Question
How do I practice falsification vs verification?
Quick Answer
Identify a schema you hold with high confidence — a belief about yourself, your industry, your relationships, or your capabilities. Write it down as a clear proposition. Now design three specific observations or experiments that could falsify it. Not tests that would confirm it — tests that would.
The most direct way to practice falsification vs verification is through a focused exercise: Identify a schema you hold with high confidence — a belief about yourself, your industry, your relationships, or your capabilities. Write it down as a clear proposition. Now design three specific observations or experiments that could falsify it. Not tests that would confirm it — tests that would break it. For each potential falsifier, write what you would learn if the schema failed the test. What replacement schema would the failure point toward? This exercise trains you to seek the disconfirming evidence that teaches you the most.

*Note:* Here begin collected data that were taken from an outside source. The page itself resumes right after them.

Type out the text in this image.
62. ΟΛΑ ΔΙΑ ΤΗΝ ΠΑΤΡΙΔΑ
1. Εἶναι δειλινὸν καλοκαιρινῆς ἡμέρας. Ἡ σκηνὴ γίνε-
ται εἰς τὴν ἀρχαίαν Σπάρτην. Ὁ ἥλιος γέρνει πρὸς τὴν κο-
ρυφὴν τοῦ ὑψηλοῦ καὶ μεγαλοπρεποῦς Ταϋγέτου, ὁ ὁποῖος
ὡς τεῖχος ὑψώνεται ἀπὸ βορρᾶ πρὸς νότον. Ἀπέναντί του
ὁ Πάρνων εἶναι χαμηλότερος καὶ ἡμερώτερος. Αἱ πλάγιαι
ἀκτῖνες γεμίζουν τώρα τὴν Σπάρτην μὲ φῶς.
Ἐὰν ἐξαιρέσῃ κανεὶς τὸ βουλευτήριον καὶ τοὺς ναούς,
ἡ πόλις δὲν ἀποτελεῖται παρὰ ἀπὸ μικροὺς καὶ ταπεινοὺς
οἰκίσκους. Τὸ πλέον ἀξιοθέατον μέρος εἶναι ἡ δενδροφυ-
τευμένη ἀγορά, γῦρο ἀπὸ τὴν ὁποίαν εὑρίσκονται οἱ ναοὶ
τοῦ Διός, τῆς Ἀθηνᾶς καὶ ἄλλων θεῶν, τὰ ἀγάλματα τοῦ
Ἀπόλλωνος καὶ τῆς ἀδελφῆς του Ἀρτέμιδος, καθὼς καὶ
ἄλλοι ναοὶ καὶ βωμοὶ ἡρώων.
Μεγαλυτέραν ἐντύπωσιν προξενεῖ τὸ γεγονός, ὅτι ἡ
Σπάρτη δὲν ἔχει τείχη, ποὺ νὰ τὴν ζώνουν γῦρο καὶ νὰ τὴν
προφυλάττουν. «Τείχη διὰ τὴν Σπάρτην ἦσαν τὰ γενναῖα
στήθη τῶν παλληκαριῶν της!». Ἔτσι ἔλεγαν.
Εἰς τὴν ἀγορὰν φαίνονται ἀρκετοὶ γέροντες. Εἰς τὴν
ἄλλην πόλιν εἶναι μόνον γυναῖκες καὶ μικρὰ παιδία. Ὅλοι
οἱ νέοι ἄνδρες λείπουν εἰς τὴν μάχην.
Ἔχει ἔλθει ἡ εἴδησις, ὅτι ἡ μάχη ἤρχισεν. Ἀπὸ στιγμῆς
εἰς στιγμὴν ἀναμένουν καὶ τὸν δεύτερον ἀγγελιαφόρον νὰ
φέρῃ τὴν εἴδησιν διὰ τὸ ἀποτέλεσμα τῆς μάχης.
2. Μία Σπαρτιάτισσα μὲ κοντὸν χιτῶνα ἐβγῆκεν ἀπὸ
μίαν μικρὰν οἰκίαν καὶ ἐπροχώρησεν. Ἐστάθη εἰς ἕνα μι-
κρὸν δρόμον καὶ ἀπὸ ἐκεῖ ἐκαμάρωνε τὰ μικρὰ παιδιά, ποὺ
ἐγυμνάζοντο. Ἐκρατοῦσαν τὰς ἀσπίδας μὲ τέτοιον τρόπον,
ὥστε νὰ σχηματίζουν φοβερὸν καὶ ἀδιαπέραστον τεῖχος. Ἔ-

Common pitfall: Treating invalidation as failure rather than information. When a schema you have held for years is falsified, the natural emotional response is defensiveness — you feel wrong, exposed, foolish. The failure mode is letting that emotional response prevent you from extracting the information the invalidation contains. People who treat disconfirmation as a personal attack stop testing their schemas altogether. They retreat into the comfortable territory of confirmation, where nothing challenges them and nothing teaches them. The antidote is to reframe invalidation as the highest-value epistemic event: the moment when you learn the most.
This practice connects to Phase 15 (Schema Validation) — building it as a repeatable habit compounds over time.